9 Antworten auf “Den Aufwand nicht scheuend war über umwegliche Umstände der Hinwendung zur zeitlich angepassten Verwendung des famosen Winter-Postelein fast nichts mehr im Wege, sodass nun die überaus schmackhafte Kredenzung etwas zu hart geratener Kaninchenleber mit Birnen das Speisemenü überaus delikat in Erscheinung treten ließ (incl. nachzuholender Betrachtungen)”


  1. Gravatar Icon 1 Bolli 06. Mai 2008 um 15:05 Uhr

    Zerbröselt Leber denn nicht, wenn man sie zu lange brät? Wieso war die denn hart?

    Photo ist klasse, auch leicht schräg!………Absicht?….

  2. Gravatar Icon 2 lamiacucina 06. Mai 2008 um 17:02 Uhr

    typische Leber-Strohhose ! Die Folgen langjährigen übermassigen Strohkonsums.

  3. Gravatar Icon 3 lavaterra 06. Mai 2008 um 20:50 Uhr

    Wo gibt’s denn bitte Kaninchenleber käuflich zu erwerben???

  4. Gravatar Icon 4 kulinariakatastrophalia 06. Mai 2008 um 23:34 Uhr

    @Bolli
    Die war ja nur kurz gebraten, bleibt normalerweise auch schön zart und saftig. Bröslig wird eher Hühnerleber.
    Die Bärlauchblüten haben das Schwergewicht ungemein verlagert.

    @lamiacucina
    Wir halten schon Ausschau nach dem Nachbarskarnickel, das wird ordentlich ernährt

    @lavaterra
    Normalerweise gibt es etliche Bauernhöfe, die das nebenbei betreiben. Unsere Lieferung war diesmal leider von einem reinen Kaninchenbetrieb.

  5. Gravatar Icon 5 Dandu 07. Mai 2008 um 6:02 Uhr

    Hmm, die Kaninchenleber wurde kommerziell ausgebeutet? Bist du der Veröffentlichung damals nachgegangen?

  6. Gravatar Icon 6 sammelhamster 07. Mai 2008 um 7:27 Uhr

    konnte wenigstens die schokolade verwendet werden, wenn das kaninchen schon eine alkoholikerleber hatte :( ?

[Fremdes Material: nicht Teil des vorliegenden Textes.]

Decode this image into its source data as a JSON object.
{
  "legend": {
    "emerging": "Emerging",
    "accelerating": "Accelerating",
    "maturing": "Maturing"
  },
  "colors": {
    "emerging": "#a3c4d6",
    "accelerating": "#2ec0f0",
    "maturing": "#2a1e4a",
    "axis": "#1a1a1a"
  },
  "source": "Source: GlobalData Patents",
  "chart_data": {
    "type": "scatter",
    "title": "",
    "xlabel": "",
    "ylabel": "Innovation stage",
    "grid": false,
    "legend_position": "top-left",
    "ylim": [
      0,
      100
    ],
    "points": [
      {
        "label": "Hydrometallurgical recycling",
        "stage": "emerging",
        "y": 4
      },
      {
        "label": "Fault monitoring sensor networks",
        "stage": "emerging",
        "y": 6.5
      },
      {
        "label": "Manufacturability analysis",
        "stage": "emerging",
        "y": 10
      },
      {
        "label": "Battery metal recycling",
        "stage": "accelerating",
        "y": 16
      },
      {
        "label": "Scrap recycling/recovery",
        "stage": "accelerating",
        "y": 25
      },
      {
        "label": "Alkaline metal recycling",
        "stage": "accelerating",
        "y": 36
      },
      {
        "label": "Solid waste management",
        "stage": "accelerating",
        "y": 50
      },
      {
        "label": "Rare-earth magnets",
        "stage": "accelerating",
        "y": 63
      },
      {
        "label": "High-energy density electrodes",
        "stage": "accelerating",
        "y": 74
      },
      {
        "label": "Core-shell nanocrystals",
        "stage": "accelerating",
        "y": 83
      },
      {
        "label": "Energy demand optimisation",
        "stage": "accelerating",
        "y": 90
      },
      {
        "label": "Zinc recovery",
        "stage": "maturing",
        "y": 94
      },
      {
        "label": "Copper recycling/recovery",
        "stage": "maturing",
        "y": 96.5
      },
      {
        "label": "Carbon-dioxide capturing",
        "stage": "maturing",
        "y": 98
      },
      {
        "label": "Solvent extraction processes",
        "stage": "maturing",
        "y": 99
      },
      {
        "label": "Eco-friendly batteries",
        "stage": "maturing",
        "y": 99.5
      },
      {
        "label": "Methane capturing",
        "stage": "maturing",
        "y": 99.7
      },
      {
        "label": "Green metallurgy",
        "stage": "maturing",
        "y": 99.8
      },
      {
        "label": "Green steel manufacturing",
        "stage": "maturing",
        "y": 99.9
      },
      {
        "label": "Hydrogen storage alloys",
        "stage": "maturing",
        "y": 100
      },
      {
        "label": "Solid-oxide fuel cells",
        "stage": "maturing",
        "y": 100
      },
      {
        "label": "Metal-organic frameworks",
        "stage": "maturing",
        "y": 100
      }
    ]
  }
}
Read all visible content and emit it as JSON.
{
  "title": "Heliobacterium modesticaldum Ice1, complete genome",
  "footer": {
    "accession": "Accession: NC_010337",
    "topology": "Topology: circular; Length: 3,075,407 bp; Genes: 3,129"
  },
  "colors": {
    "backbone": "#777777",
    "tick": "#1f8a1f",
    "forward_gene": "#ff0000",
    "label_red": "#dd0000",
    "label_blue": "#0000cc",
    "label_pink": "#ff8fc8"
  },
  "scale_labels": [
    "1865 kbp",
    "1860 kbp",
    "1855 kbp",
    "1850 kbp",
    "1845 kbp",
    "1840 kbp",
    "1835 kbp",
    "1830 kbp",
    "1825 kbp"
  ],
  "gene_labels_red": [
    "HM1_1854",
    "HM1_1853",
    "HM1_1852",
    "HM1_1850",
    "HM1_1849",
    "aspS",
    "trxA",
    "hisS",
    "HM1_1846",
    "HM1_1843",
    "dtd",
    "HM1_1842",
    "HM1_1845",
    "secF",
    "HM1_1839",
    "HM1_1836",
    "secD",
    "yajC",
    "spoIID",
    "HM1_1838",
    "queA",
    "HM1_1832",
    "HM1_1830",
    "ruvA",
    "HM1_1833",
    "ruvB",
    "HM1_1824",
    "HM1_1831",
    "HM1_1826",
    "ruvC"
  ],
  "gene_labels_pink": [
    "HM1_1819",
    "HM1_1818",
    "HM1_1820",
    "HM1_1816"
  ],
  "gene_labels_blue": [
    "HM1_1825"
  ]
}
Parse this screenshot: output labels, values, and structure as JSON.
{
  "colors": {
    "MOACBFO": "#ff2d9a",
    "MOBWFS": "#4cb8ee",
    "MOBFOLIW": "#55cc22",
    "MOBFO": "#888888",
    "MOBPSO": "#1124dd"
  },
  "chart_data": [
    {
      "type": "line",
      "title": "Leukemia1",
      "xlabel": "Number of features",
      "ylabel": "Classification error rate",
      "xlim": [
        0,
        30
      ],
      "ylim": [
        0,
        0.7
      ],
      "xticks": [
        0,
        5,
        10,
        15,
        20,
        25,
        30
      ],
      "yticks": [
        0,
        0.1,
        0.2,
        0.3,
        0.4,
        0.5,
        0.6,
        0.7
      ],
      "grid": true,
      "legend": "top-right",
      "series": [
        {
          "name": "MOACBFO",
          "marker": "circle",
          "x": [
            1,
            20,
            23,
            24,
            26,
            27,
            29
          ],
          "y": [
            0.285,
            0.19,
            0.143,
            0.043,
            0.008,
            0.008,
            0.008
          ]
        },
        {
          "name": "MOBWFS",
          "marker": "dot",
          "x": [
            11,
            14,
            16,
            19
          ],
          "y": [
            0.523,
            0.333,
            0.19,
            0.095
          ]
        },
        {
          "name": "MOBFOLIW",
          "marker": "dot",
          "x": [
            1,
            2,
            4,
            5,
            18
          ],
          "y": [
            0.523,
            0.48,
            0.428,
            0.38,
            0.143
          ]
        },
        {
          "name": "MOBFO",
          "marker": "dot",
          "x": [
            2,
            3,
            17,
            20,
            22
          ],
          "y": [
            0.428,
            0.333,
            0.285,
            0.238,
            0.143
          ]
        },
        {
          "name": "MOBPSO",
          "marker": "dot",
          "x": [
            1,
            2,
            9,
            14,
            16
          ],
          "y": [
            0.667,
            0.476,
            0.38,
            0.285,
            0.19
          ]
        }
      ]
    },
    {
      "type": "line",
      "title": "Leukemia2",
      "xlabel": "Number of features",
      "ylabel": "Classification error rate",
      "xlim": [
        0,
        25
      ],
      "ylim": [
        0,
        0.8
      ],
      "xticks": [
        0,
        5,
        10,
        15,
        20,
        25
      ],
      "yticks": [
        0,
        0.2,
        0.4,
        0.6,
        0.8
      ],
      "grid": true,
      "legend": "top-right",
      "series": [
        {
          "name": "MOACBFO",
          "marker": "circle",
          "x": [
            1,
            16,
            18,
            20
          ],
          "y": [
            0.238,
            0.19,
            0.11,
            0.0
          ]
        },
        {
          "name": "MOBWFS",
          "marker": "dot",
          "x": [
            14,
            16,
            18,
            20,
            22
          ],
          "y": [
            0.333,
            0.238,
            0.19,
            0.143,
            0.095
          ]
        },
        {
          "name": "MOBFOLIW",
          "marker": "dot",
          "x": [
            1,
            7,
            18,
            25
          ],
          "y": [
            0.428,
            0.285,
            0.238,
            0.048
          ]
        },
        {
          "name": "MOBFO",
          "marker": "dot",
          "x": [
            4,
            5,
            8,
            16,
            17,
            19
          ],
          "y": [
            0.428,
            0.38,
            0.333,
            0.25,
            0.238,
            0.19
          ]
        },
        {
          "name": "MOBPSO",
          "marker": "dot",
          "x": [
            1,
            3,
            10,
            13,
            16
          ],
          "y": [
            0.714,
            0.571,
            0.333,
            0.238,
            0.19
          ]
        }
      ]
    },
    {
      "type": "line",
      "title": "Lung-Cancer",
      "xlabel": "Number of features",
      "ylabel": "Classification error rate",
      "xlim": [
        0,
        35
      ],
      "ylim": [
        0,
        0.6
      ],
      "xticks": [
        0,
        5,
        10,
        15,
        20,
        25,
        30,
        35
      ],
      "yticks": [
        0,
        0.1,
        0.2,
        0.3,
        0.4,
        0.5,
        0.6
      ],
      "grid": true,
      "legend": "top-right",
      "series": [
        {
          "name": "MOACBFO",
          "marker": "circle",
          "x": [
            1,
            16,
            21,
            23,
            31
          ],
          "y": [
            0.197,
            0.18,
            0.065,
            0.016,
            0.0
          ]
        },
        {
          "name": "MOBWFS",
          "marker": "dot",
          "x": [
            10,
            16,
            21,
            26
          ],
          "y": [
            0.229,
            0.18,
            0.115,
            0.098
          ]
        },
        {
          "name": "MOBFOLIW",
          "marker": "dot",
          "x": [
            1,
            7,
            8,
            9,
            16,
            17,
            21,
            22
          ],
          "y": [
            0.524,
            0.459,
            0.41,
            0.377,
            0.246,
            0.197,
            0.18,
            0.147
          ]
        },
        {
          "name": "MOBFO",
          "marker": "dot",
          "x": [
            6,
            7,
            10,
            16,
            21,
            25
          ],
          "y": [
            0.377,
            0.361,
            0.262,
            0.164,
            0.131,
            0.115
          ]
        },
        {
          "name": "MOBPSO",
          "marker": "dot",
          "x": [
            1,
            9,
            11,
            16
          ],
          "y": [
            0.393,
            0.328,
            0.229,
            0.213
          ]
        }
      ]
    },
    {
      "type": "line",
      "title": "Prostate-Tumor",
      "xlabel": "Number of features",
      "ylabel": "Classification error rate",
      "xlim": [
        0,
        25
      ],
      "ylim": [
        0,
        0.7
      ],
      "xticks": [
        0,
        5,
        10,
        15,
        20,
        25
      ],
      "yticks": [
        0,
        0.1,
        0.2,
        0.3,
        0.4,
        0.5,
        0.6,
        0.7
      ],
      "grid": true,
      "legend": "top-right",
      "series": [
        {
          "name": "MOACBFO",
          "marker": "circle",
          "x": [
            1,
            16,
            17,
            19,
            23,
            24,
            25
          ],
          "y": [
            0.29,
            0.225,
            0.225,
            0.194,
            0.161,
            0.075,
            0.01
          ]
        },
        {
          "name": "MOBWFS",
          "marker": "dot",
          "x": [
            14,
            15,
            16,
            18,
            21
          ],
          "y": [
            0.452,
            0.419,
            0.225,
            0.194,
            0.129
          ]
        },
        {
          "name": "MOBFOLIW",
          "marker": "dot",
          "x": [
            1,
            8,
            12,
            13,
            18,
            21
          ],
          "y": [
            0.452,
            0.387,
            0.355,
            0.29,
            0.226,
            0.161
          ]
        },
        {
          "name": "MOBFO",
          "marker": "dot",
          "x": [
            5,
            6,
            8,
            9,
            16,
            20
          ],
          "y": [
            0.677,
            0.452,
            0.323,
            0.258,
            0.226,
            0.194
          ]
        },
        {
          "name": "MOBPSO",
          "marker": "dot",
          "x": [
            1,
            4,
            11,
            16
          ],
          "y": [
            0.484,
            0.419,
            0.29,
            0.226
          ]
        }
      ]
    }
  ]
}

  7. Gravatar Icon 7 Sebastian 07. Mai 2008 um 7:59 Uhr

    Sieht gut aus, auch wenn Innereien nicht so mein Ding sind :-C

  8. Gravatar Icon 8 rike 07. Mai 2008 um 9:27 Uhr

    Zu was man Strohlebern so alles verwandeln kann… Als Salat, bei mir wurde körnige Hähnchenleber zu einer Pastasauce, muss nur noch texten :d

  9. Gravatar Icon 9 kulinariakatastrophalia 08. Mai 2008 um 2:24 Uhr

    @Dandu
    Da hatte wohl eher jemand das Bedürfnis sich wichtig zu machen ;-)

    @sammelhamster
    gerade die Scholade wusste sich auch hier bestens einzufügen; Reste wurde an uns Schleckmäulchen verfüttert

    @Sebastian
    Kaninchenleber schmeckt nicht so streng nach Leber, gerade richtig auch für InnereiverächterInnen

    @rike
    Komisch Du landest bei uns irgendwie immer erst mal im Spamordner und musst manuell freigegeben werden (mal schauen woran das liegen könnte); als Pastasaucenverarbeitung ist natürlich auch fein.